7.02 Les personnes exclues de l'unité de négociation ne rempliront pas normalement les emplois régis par la présente convention.

 

[67]         Cette clause existe depuis de très nombreuses années et a été interprétée par plusieurs arbitres au fil des années.  Malgré ces nombreuses décisions, les parties n'ont jamais changé le texte de cette disposition.
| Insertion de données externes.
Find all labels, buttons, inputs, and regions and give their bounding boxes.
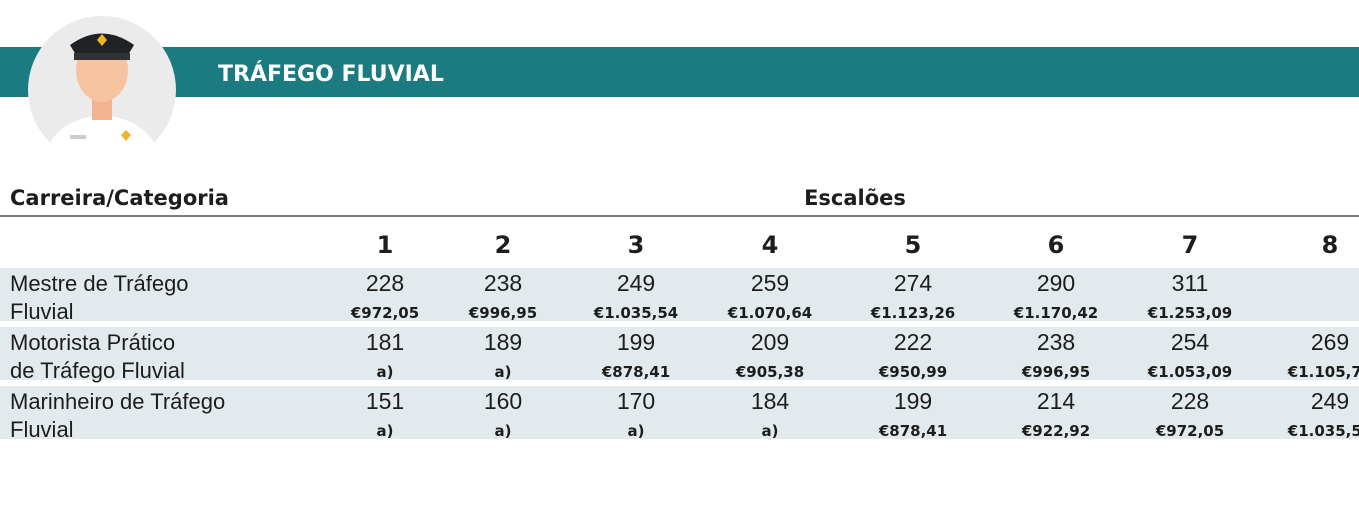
banner <box>0 47 1359 97</box>
row-background <box>0 268 1359 321</box>
salary: €972,05 <box>350 304 419 322</box>
index-value: 274 <box>894 270 933 296</box>
index-value: 214 <box>1037 388 1076 414</box>
index-value: 249 <box>617 270 655 296</box>
salary: a) <box>377 363 394 381</box>
index-value: 209 <box>751 329 789 355</box>
salary: a) <box>495 363 512 381</box>
index-value: 238 <box>1037 329 1075 355</box>
index-value: 222 <box>894 329 932 355</box>
row-name: de Tráfego Fluvial <box>10 358 185 383</box>
index-value: 170 <box>617 388 655 414</box>
salary: €950,99 <box>878 363 947 381</box>
salary: €1.123,26 <box>870 304 955 322</box>
column-header: 7 <box>1182 231 1199 259</box>
row-name: Fluvial <box>10 417 74 442</box>
column-header: 2 <box>495 231 512 259</box>
row-background <box>0 327 1359 380</box>
row-header: Carreira/Categoria <box>10 186 229 210</box>
salary: €1.253,09 <box>1147 304 1232 322</box>
column-header: 5 <box>905 231 922 259</box>
avatar <box>28 16 176 164</box>
salary: €1.170,42 <box>1013 304 1098 322</box>
salary: €1.070,64 <box>727 304 812 322</box>
column-header: 8 <box>1322 231 1339 259</box>
row-name: Fluvial <box>10 299 74 324</box>
index-value: 254 <box>1171 329 1210 355</box>
index-value: 290 <box>1037 270 1075 296</box>
row-name: Mestre de Tráfego <box>10 271 189 296</box>
index-value: 249 <box>1311 388 1349 414</box>
index-value: 238 <box>484 270 522 296</box>
index-value: 259 <box>751 270 789 296</box>
index-value: 269 <box>1311 329 1349 355</box>
salary: a) <box>377 422 394 440</box>
row-background <box>0 386 1359 439</box>
salary: €996,95 <box>468 304 537 322</box>
salary: €922,92 <box>1021 422 1090 440</box>
index-value: 189 <box>484 329 522 355</box>
index-value: 199 <box>894 388 932 414</box>
index-value: 199 <box>617 329 655 355</box>
salary: €996,95 <box>1021 363 1090 381</box>
index-value: 184 <box>751 388 790 414</box>
salary: €972,05 <box>1155 422 1224 440</box>
salary: a) <box>628 422 645 440</box>
row-name: Marinheiro de Tráfego <box>10 389 225 414</box>
column-header: 4 <box>762 231 779 259</box>
salary: €878,41 <box>878 422 947 440</box>
column-header: 3 <box>628 231 645 259</box>
row-name: Motorista Prático <box>10 330 175 355</box>
salary: a) <box>762 422 779 440</box>
index-value: 181 <box>366 329 404 355</box>
column-header: 6 <box>1048 231 1065 259</box>
salary: a) <box>495 422 512 440</box>
index-value: 160 <box>484 388 522 414</box>
index-value: 151 <box>366 388 404 414</box>
salary: €1.035,54 <box>1287 422 1359 440</box>
salary: €1.105,72 <box>1287 363 1359 381</box>
title: TRÁFEGO FLUVIAL <box>218 61 444 87</box>
salary: €1.053,09 <box>1147 363 1232 381</box>
group-header: Escalões <box>804 186 906 210</box>
index-value: 228 <box>1171 388 1209 414</box>
salary: €905,38 <box>735 363 804 381</box>
salary: €878,41 <box>601 363 670 381</box>
salary: €1.035,54 <box>593 304 678 322</box>
index-value: 228 <box>366 270 404 296</box>
column-header: 1 <box>377 231 394 259</box>
index-value: 311 <box>1172 270 1209 296</box>
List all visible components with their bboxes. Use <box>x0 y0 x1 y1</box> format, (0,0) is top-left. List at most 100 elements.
[68]         Le 21 mars 1989, l'arbitre François Hamelin était appelé à interpréter la même clause dans un contexte différent soit après que l'employeur eut décidé de confier une tâche des commis magasin à des personnes exclues de l'unité de négociation.  Je me permets d'en citer un long extrait:

 

« Une première considération a trait au sujet concerné par le paragraphe  7.02 ; ce sont «les personnes exclues de l’unité de négociation», c’est- à-dire les cadres non syndiqués de même que les salariés qui ne sont  pas membres de la présente unité de négociation. C’est à ces  personnes que s’adresse l’interdiction contenue en ce paragraphe.

Une seconde considération a trait à l’objet de l’interdiction. L’interdiction vise les emplois régis par la convention et non les tâches comprises dans ces emplois. Il s’agit ici d’une distinction capitale. Un emploi est généralement constitué d’un ensemble finalisé et organisé de tâches alors qu’une tâche réfère plutôt à un travail spécifique ou à une prestation déterminée. Les descriptions et titres d’emploi en usage chez les parties le démontrent d’ailleurs éloquemment. L’emploi c’est le tout alors que les tâches ce sont les parties.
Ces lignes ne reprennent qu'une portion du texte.